I’ll use myself as an example. My BMR is roughly 1,900 calories per day. If I laid in bed all day, that’s about how many calories my body would use. Most days I exercise, burning anywhere from a couple hundred calories to a thousand or more. Most days my total caloric expenditure is about 2,400. My training is often intense, so I like to take in at least 150 grams of protein daily. Knowing each gram of protein is four calories, I know that around 600 of my 2,400 calories allotted for the day, or 25%, must be in the form of protein.

Therefore, to maintain my current weight, I must consume 150 grams of protein and 2,400 calories. If I do this, my body composition will remain about the same. What do I do with the other 1,800 calories? Whatever I want! I’ll aim for filling, nutrient-rich foods that balance fat and complex carbs, of course. But we all know that’s not always possible—AKA not sustainable.

But that’s the joy of this approach: In the end, as long as I hit my protein and calorie goals, my “diet” is complete. Just like that.

Want to bulk up to build strength and mass? Eat 100 to 300 calories above your total caloric expenditure. Trying to shed some fat? Consume 200 to 400 calories less.
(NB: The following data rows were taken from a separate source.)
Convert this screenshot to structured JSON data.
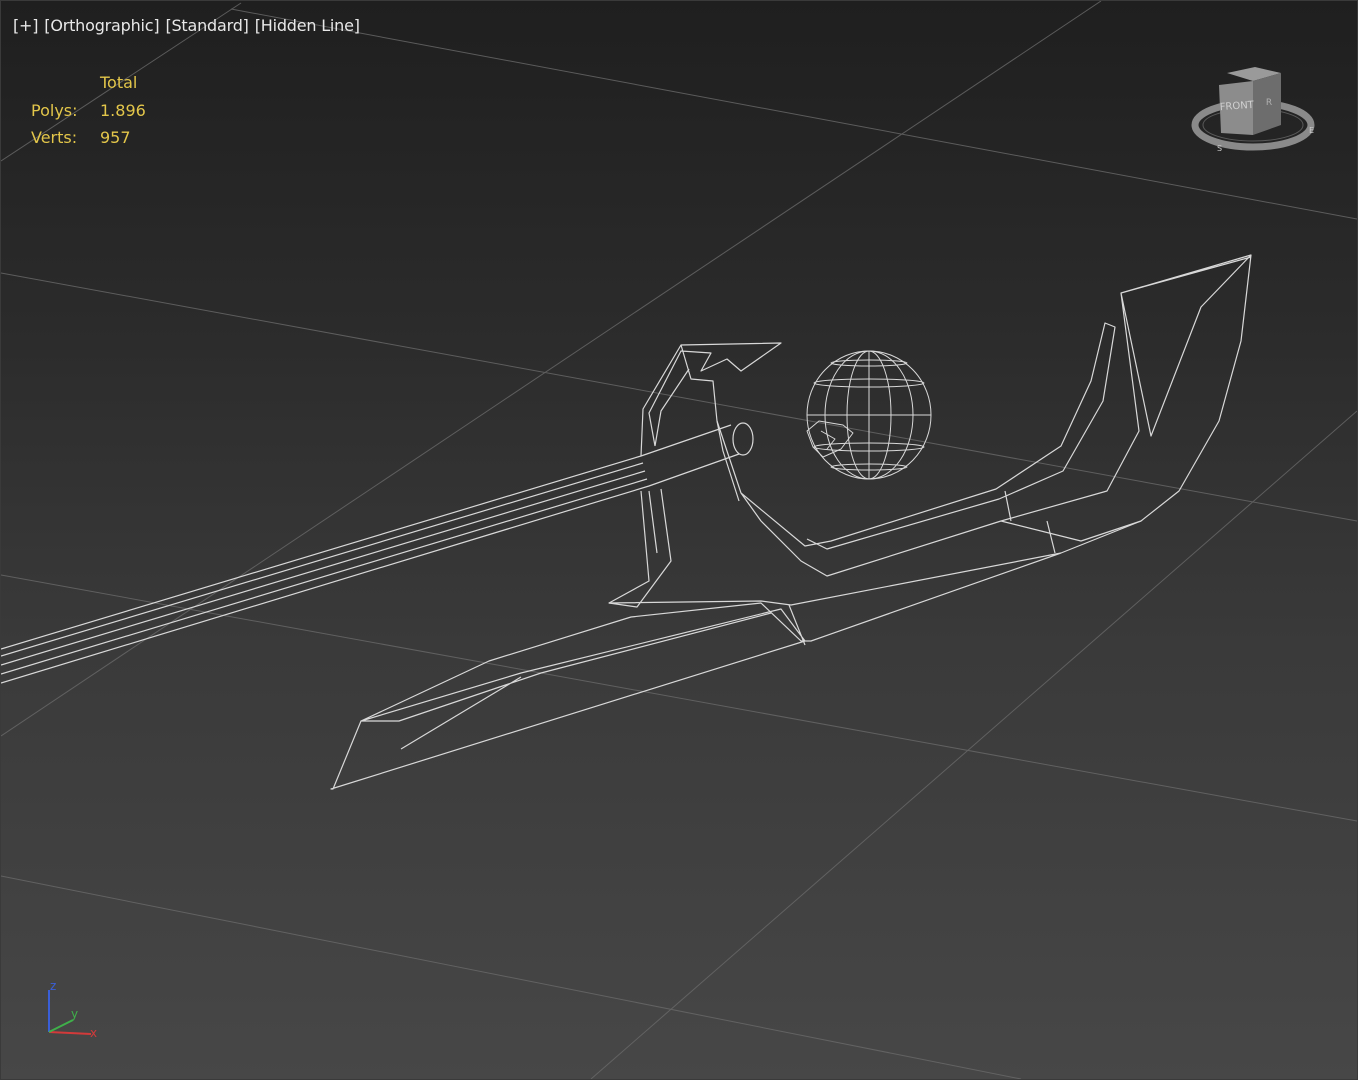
{
  "viewport": {
    "labels": [
      "[+]",
      "[Orthographic]",
      "[Standard]",
      "[Hidden Line]"
    ]
  },
  "stats": {
    "header": "Total",
    "polys_label": "Polys:",
    "polys_value": "1.896",
    "verts_label": "Verts:",
    "verts_value": "957"
  },
  "viewcube": {
    "face_label": "FRONT",
    "side_label": "R"
  },
  "axes": {
    "x": "x",
    "y": "y",
    "z": "z"
  },
  "colors": {
    "stats_text": "#e3c64a",
    "wire": "#d8d8d8",
    "grid": "#6a6a6a",
    "axis_x": "#d23a3a",
    "axis_y": "#3fb04a",
    "axis_z": "#3a5fd8"
  }
}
A macro- and activity-tracking app like MyFitnessPal makes this method even more effortless, allowing you to easily track your caloric intake, caloric expenditure, and protein consumption.

It’s a simplified take on “If It Fits Your Macros,” a style of dieting that has gained popularity in recent years for its flexibility. Because if pizza fits your macros, why the hell not indulge in a slice or two? Life doesn’t have to be all chicken and broccoli.

Paul Salter, a registered dietitian and sports nutrition consultant, admits on Bodybuilding.com that this method is neither perfect nor foolproof. I completely agree. But it is a lot simpler and much more flexible than any branded diets out there, which makes it the most sustainable—and that’s why it can work for anyone, including you.